Pour le reste, à trop vouloir accuser La Poste des pires réformes péremptoires, l’on oublie un peu vite que la mort lente, et très partielle, des boîtes aux lettres – dans le jargon dites « BAL » – n’est que le dommage collatéral d’une baisse drastique de nos correspondances privées et professionnelles. Six milliards de plis distribués l’an dernier, soit trois fois moins qu’en 2008, quand les projections n’en laissent plus augurer que trois milliards à l’horizon 2030. Et certaines BAL alors de sonner creux lorsqu’à peine cinq ou six lettres y sont glissées chaque semaine, derniers vestiges d’un monde englouti par les flots d’échanges dématérialisés. « Qu’importe si ces boîtes ne sont utilisées que par quelques familles dans un hameau ou un quartier populaire, c’est bien le service de proximité qui doit primer », s’agace Xavier Dauga, syndicaliste chez SUD PTT Gironde. « Au lieu de ça on leur inflige une punition pour manque d’appétit postal. »

Loupiac
Loupiac
Thierry DAVID/SO

La BAL des abandonnés

Dans certains villages éparpillés en mille morceaux, là où la présence d’un bureau de poste n’était déjà plus qu’un lointain souvenir, la perte d’une boîte jaune – aussi symbolique soit-elle – confine ainsi chez les plus vieux au sentiment d’abandon. Qu’il soit réel ou supposé, quand il ne suffit pas, comme en ville, de pousser jusqu’au coin de la prochaine rue pour s’affranchir de cette contrainte. À l’image de Triscos, ce hameau de Balizac dans lequel Joël Dugachard réside depuis des lustres. Du haut de ses 64 ans, l’ancien pompier professionnel pourtant ne se considère pas encore comme une victime de la fracture ruralo-numérique. « Si ma vie est raisonnablement connectée, j’aime bien avoir du papier devant moi, et certainement pas signer des chèques sur Internet. Cette fois, pour régler une amende de stationnement, je vais devoir faire 5 kilomètres en voiture. Pour moi ça ira, mais ça risque de compliquer l’existence des nombreuses personnes âgées du quartier. »

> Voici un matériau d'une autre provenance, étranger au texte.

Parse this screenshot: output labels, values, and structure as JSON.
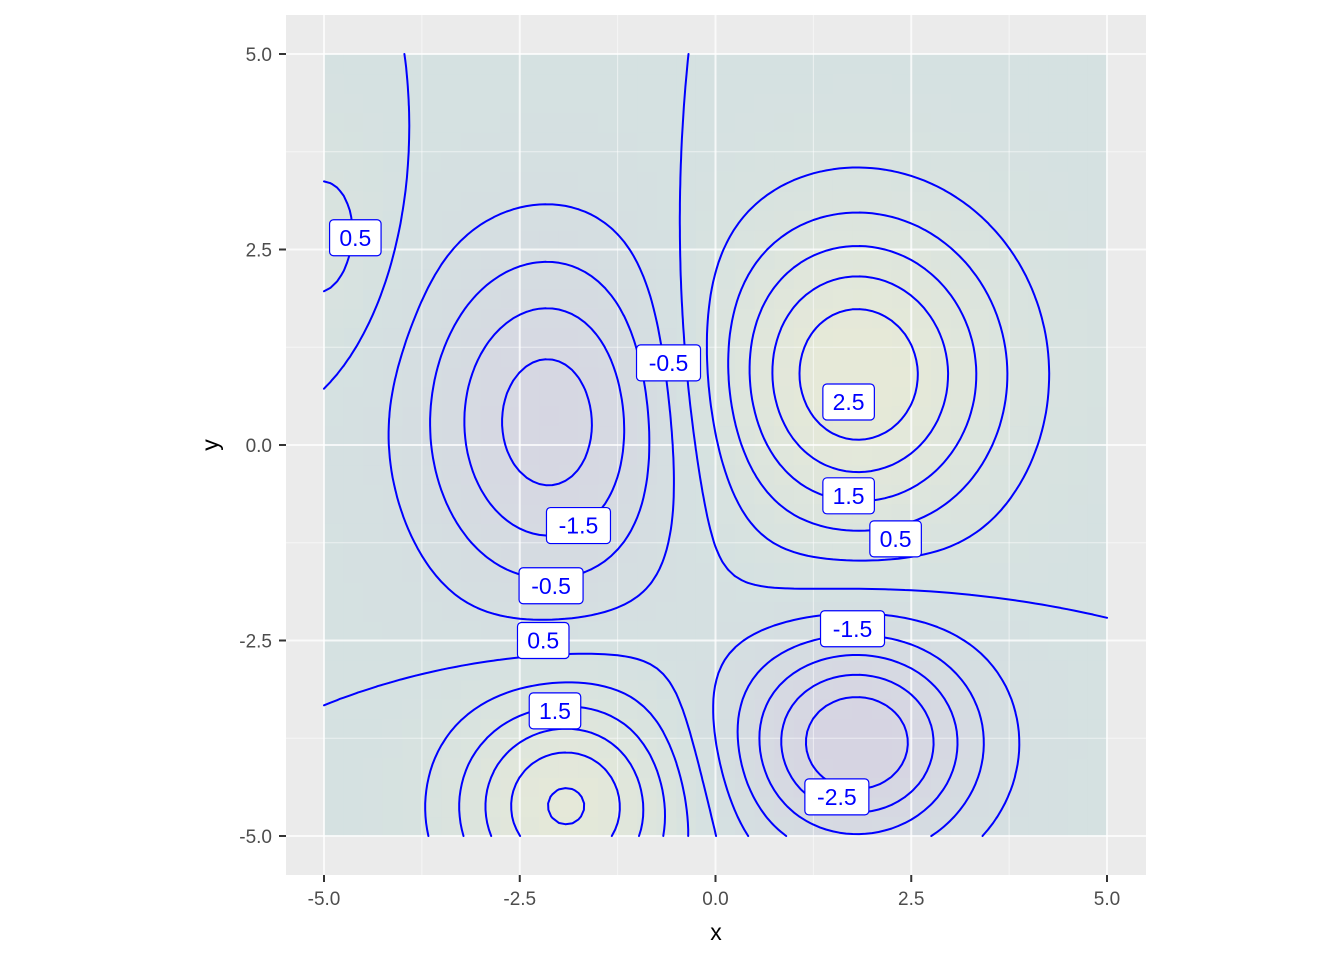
{
  "chart_data": {
    "type": "contour",
    "title": "",
    "xlabel": "x",
    "ylabel": "y",
    "xlim": [
      -5,
      5
    ],
    "ylim": [
      -5,
      5
    ],
    "x_ticks": [
      -5,
      -2.5,
      0,
      2.5,
      5
    ],
    "y_ticks": [
      -5,
      -2.5,
      0,
      2.5,
      5
    ],
    "x_tick_labels": [
      "-5.0",
      "-2.5",
      "0.0",
      "2.5",
      "5.0"
    ],
    "y_tick_labels": [
      "-5.0",
      "-2.5",
      "0.0",
      "2.5",
      "5.0"
    ],
    "grid": true,
    "legend": "none",
    "contour_levels": [
      -2.5,
      -2,
      -1.5,
      -1,
      -0.5,
      0,
      0.5,
      1,
      1.5,
      2,
      2.5
    ],
    "labels": [
      {
        "x": -4.6,
        "y": 2.65,
        "text": "0.5"
      },
      {
        "x": -0.6,
        "y": 1.05,
        "text": "-0.5"
      },
      {
        "x": 1.7,
        "y": 0.55,
        "text": "2.5"
      },
      {
        "x": 1.7,
        "y": -0.65,
        "text": "1.5"
      },
      {
        "x": 2.3,
        "y": -1.2,
        "text": "0.5"
      },
      {
        "x": -1.75,
        "y": -1.03,
        "text": "-1.5"
      },
      {
        "x": -2.1,
        "y": -1.8,
        "text": "-0.5"
      },
      {
        "x": -2.2,
        "y": -2.5,
        "text": "0.5"
      },
      {
        "x": -2.05,
        "y": -3.4,
        "text": "1.5"
      },
      {
        "x": 1.75,
        "y": -2.35,
        "text": "-1.5"
      },
      {
        "x": 1.55,
        "y": -4.5,
        "text": "-2.5"
      }
    ],
    "colors": {
      "panel": "#ebebeb",
      "grid": "#ffffff",
      "contour": "#0000ff",
      "fill_low": "#d6d4e2",
      "fill_mid": "#d5e1e1",
      "fill_high": "#e6e9d8"
    }
  }
}
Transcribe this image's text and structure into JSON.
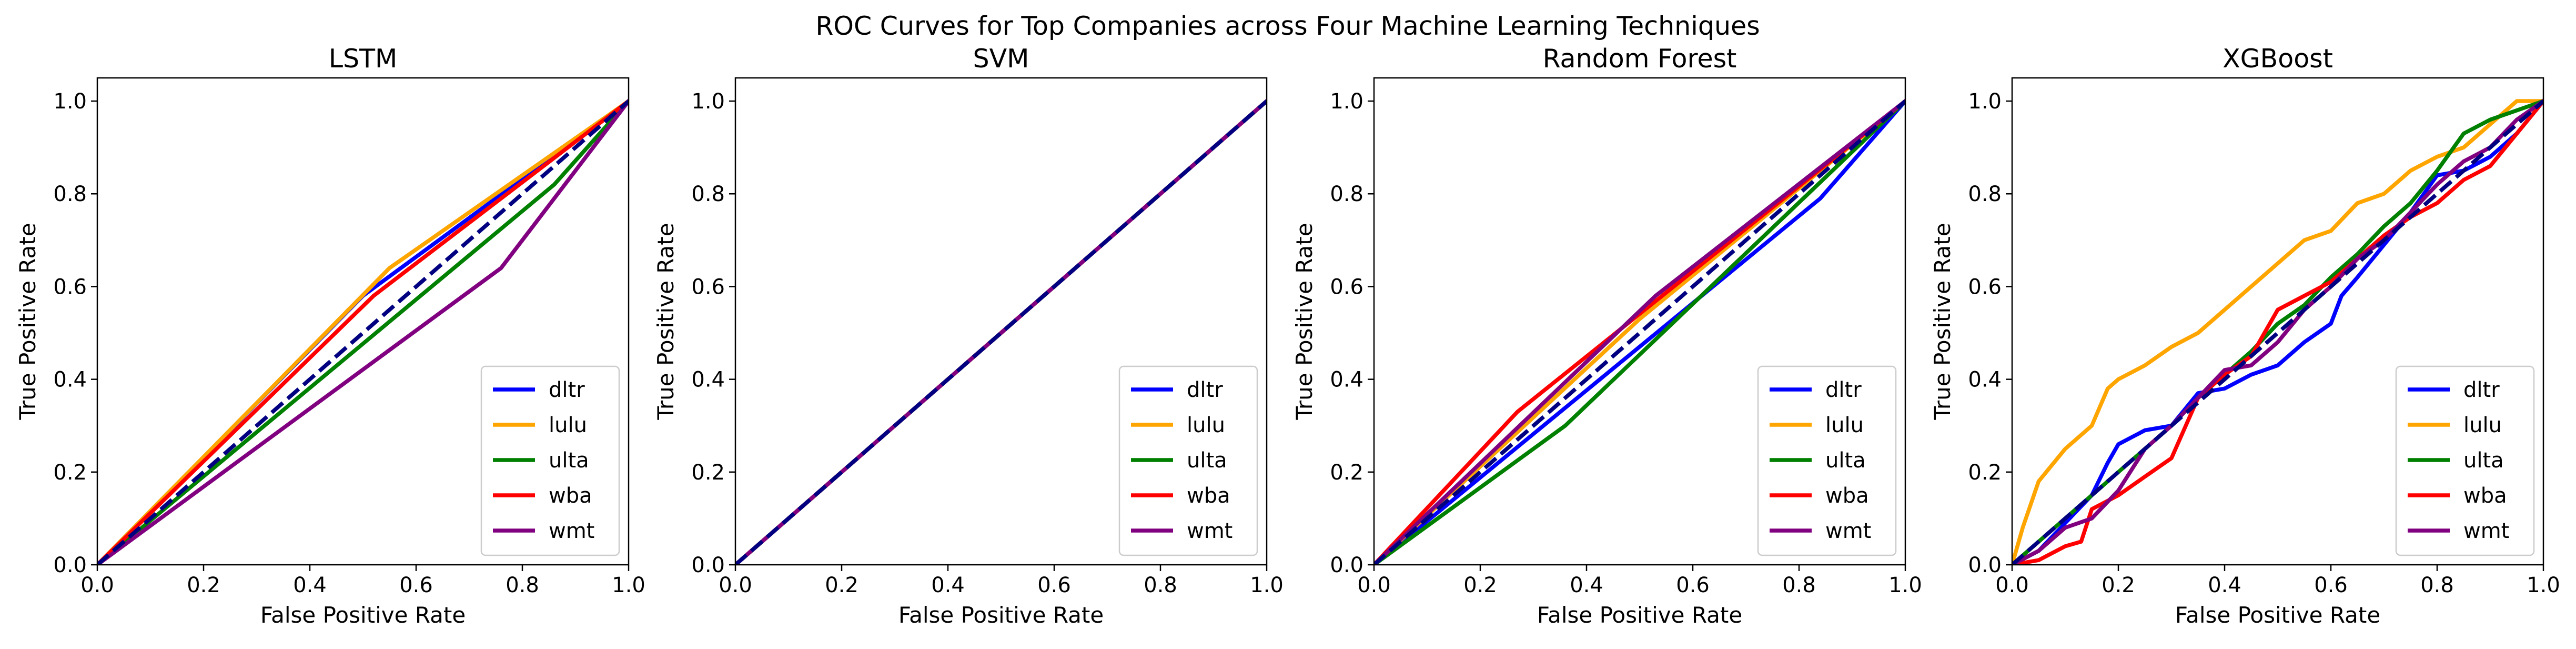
{
  "chart_data": {
    "type": "line",
    "title": "ROC Curves for Top Companies across Four Machine Learning Techniques",
    "legend_position": "lower-right",
    "reference_line": {
      "x": [
        0,
        1
      ],
      "y": [
        0,
        1
      ],
      "color": "#000080",
      "style": "dashed"
    },
    "panels": [
      {
        "title": "LSTM",
        "xlabel": "False Positive Rate",
        "ylabel": "True Positive Rate",
        "xlim": [
          0,
          1.0
        ],
        "ylim": [
          0,
          1.05
        ],
        "xticks": [
          "0.0",
          "0.2",
          "0.4",
          "0.6",
          "0.8",
          "1.0"
        ],
        "yticks": [
          "0.0",
          "0.2",
          "0.4",
          "0.6",
          "0.8",
          "1.0"
        ],
        "series": [
          {
            "name": "dltr",
            "color": "#0000ff",
            "x": [
              0,
              0.5,
              1
            ],
            "y": [
              0,
              0.58,
              1
            ]
          },
          {
            "name": "lulu",
            "color": "#ffa500",
            "x": [
              0,
              0.55,
              1
            ],
            "y": [
              0,
              0.64,
              1
            ]
          },
          {
            "name": "ulta",
            "color": "#008000",
            "x": [
              0,
              0.86,
              1
            ],
            "y": [
              0,
              0.82,
              1
            ]
          },
          {
            "name": "wba",
            "color": "#ff0000",
            "x": [
              0,
              0.52,
              1
            ],
            "y": [
              0,
              0.58,
              1
            ]
          },
          {
            "name": "wmt",
            "color": "#800080",
            "x": [
              0,
              0.76,
              1
            ],
            "y": [
              0,
              0.64,
              1
            ]
          }
        ]
      },
      {
        "title": "SVM",
        "xlabel": "False Positive Rate",
        "ylabel": "True Positive Rate",
        "xlim": [
          0,
          1.0
        ],
        "ylim": [
          0,
          1.05
        ],
        "xticks": [
          "0.0",
          "0.2",
          "0.4",
          "0.6",
          "0.8",
          "1.0"
        ],
        "yticks": [
          "0.0",
          "0.2",
          "0.4",
          "0.6",
          "0.8",
          "1.0"
        ],
        "series": [
          {
            "name": "dltr",
            "color": "#0000ff",
            "x": [
              0,
              1
            ],
            "y": [
              0,
              1
            ]
          },
          {
            "name": "lulu",
            "color": "#ffa500",
            "x": [
              0,
              1
            ],
            "y": [
              0,
              1
            ]
          },
          {
            "name": "ulta",
            "color": "#008000",
            "x": [
              0,
              1
            ],
            "y": [
              0,
              1
            ]
          },
          {
            "name": "wba",
            "color": "#ff0000",
            "x": [
              0,
              1
            ],
            "y": [
              0,
              1
            ]
          },
          {
            "name": "wmt",
            "color": "#800080",
            "x": [
              0,
              1
            ],
            "y": [
              0,
              1
            ]
          }
        ]
      },
      {
        "title": "Random Forest",
        "xlabel": "False Positive Rate",
        "ylabel": "True Positive Rate",
        "xlim": [
          0,
          1.0
        ],
        "ylim": [
          0,
          1.05
        ],
        "xticks": [
          "0.0",
          "0.2",
          "0.4",
          "0.6",
          "0.8",
          "1.0"
        ],
        "yticks": [
          "0.0",
          "0.2",
          "0.4",
          "0.6",
          "0.8",
          "1.0"
        ],
        "series": [
          {
            "name": "dltr",
            "color": "#0000ff",
            "x": [
              0,
              0.84,
              1
            ],
            "y": [
              0,
              0.79,
              1
            ]
          },
          {
            "name": "lulu",
            "color": "#ffa500",
            "x": [
              0,
              0.5,
              1
            ],
            "y": [
              0,
              0.53,
              1
            ]
          },
          {
            "name": "ulta",
            "color": "#008000",
            "x": [
              0,
              0.36,
              1
            ],
            "y": [
              0,
              0.3,
              1
            ]
          },
          {
            "name": "wba",
            "color": "#ff0000",
            "x": [
              0,
              0.27,
              1
            ],
            "y": [
              0,
              0.33,
              1
            ]
          },
          {
            "name": "wmt",
            "color": "#800080",
            "x": [
              0,
              0.53,
              1
            ],
            "y": [
              0,
              0.58,
              1
            ]
          }
        ]
      },
      {
        "title": "XGBoost",
        "xlabel": "False Positive Rate",
        "ylabel": "True Positive Rate",
        "xlim": [
          0,
          1.0
        ],
        "ylim": [
          0,
          1.05
        ],
        "xticks": [
          "0.0",
          "0.2",
          "0.4",
          "0.6",
          "0.8",
          "1.0"
        ],
        "yticks": [
          "0.0",
          "0.2",
          "0.4",
          "0.6",
          "0.8",
          "1.0"
        ],
        "series": [
          {
            "name": "dltr",
            "color": "#0000ff",
            "x": [
              0,
              0.05,
              0.1,
              0.15,
              0.18,
              0.2,
              0.25,
              0.3,
              0.35,
              0.4,
              0.45,
              0.5,
              0.55,
              0.6,
              0.62,
              0.65,
              0.7,
              0.75,
              0.8,
              0.85,
              0.9,
              0.95,
              1
            ],
            "y": [
              0,
              0.03,
              0.09,
              0.15,
              0.22,
              0.26,
              0.29,
              0.3,
              0.37,
              0.38,
              0.41,
              0.43,
              0.48,
              0.52,
              0.58,
              0.62,
              0.69,
              0.76,
              0.84,
              0.85,
              0.88,
              0.93,
              1
            ]
          },
          {
            "name": "lulu",
            "color": "#ffa500",
            "x": [
              0,
              0.02,
              0.05,
              0.1,
              0.15,
              0.18,
              0.2,
              0.25,
              0.3,
              0.35,
              0.4,
              0.45,
              0.5,
              0.55,
              0.6,
              0.65,
              0.7,
              0.75,
              0.8,
              0.85,
              0.9,
              0.95,
              1
            ],
            "y": [
              0,
              0.08,
              0.18,
              0.25,
              0.3,
              0.38,
              0.4,
              0.43,
              0.47,
              0.5,
              0.55,
              0.6,
              0.65,
              0.7,
              0.72,
              0.78,
              0.8,
              0.85,
              0.88,
              0.9,
              0.95,
              1.0,
              1
            ]
          },
          {
            "name": "ulta",
            "color": "#008000",
            "x": [
              0,
              0.05,
              0.1,
              0.15,
              0.2,
              0.25,
              0.3,
              0.35,
              0.4,
              0.45,
              0.5,
              0.55,
              0.6,
              0.65,
              0.7,
              0.75,
              0.8,
              0.85,
              0.9,
              0.95,
              1
            ],
            "y": [
              0,
              0.05,
              0.1,
              0.15,
              0.2,
              0.25,
              0.3,
              0.36,
              0.41,
              0.46,
              0.52,
              0.56,
              0.62,
              0.67,
              0.73,
              0.78,
              0.85,
              0.93,
              0.96,
              0.98,
              1
            ]
          },
          {
            "name": "wba",
            "color": "#ff0000",
            "x": [
              0,
              0.05,
              0.1,
              0.13,
              0.15,
              0.2,
              0.25,
              0.3,
              0.35,
              0.4,
              0.45,
              0.5,
              0.55,
              0.6,
              0.65,
              0.7,
              0.75,
              0.8,
              0.85,
              0.9,
              0.95,
              1
            ],
            "y": [
              0,
              0.01,
              0.04,
              0.05,
              0.12,
              0.15,
              0.19,
              0.23,
              0.36,
              0.41,
              0.45,
              0.55,
              0.58,
              0.61,
              0.66,
              0.71,
              0.75,
              0.78,
              0.83,
              0.86,
              0.93,
              1
            ]
          },
          {
            "name": "wmt",
            "color": "#800080",
            "x": [
              0,
              0.05,
              0.1,
              0.15,
              0.2,
              0.25,
              0.3,
              0.35,
              0.4,
              0.45,
              0.5,
              0.55,
              0.6,
              0.65,
              0.7,
              0.75,
              0.8,
              0.85,
              0.9,
              0.95,
              1
            ],
            "y": [
              0,
              0.03,
              0.08,
              0.1,
              0.16,
              0.25,
              0.3,
              0.36,
              0.42,
              0.43,
              0.48,
              0.55,
              0.6,
              0.66,
              0.7,
              0.76,
              0.82,
              0.87,
              0.9,
              0.96,
              1
            ]
          }
        ]
      }
    ]
  }
}
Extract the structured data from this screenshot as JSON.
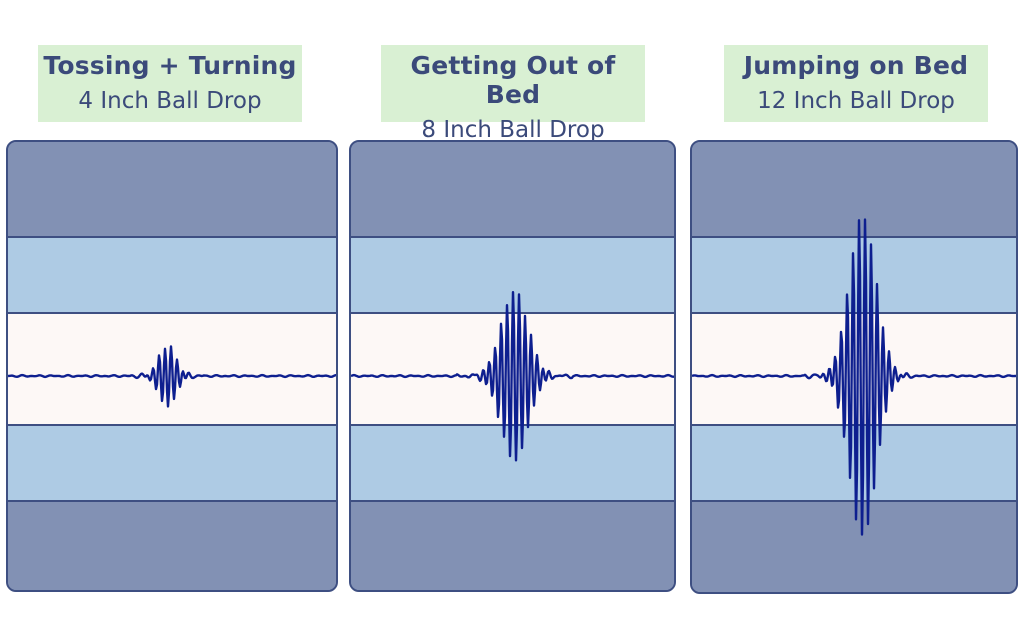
{
  "colors": {
    "label_bg": "#d9f0d3",
    "label_text": "#3b4a7a",
    "outer_layer": "#8291b4",
    "middle_layer": "#aecbe4",
    "center_layer": "#fdf8f6",
    "border": "#3e4f82",
    "waveform": "#0e1f8f"
  },
  "panels": [
    {
      "title": "Tossing + Turning",
      "subtitle": "4 Inch Ball Drop",
      "peak_amplitude": 0.18
    },
    {
      "title": "Getting Out of Bed",
      "subtitle": "8 Inch Ball Drop",
      "peak_amplitude": 0.5
    },
    {
      "title": "Jumping on Bed",
      "subtitle": "12 Inch Ball Drop",
      "peak_amplitude": 0.95
    }
  ]
}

À quelques encablures de Balizac, le maire de Loupiac lui non plus n’aura pas vu le coup venir. « Rue de l’Église et au lieu-dit Plapa, deux boîtes hors-service. La Poste m’a répondu qu’il s’agissait juste d’un souci technique. Mais je connais leur politique en la matière, sans doute est-ce une tactique sournoise pour me préparer psychologiquement. » Ailleurs, notamment en Saône-et-Loire, d’autres élus s’imaginent avoir trouvé la parade en interdisant la chose par de superfétatoires arrêtés municipaux. Preuve que les 121 000 BAL du pays sont encore loin d’être condamnées à la ferraille, chez les brocanteurs comme sur les sites en ligne, n’espérez pas en dénicher une à moins d’un demi-millier d’euros.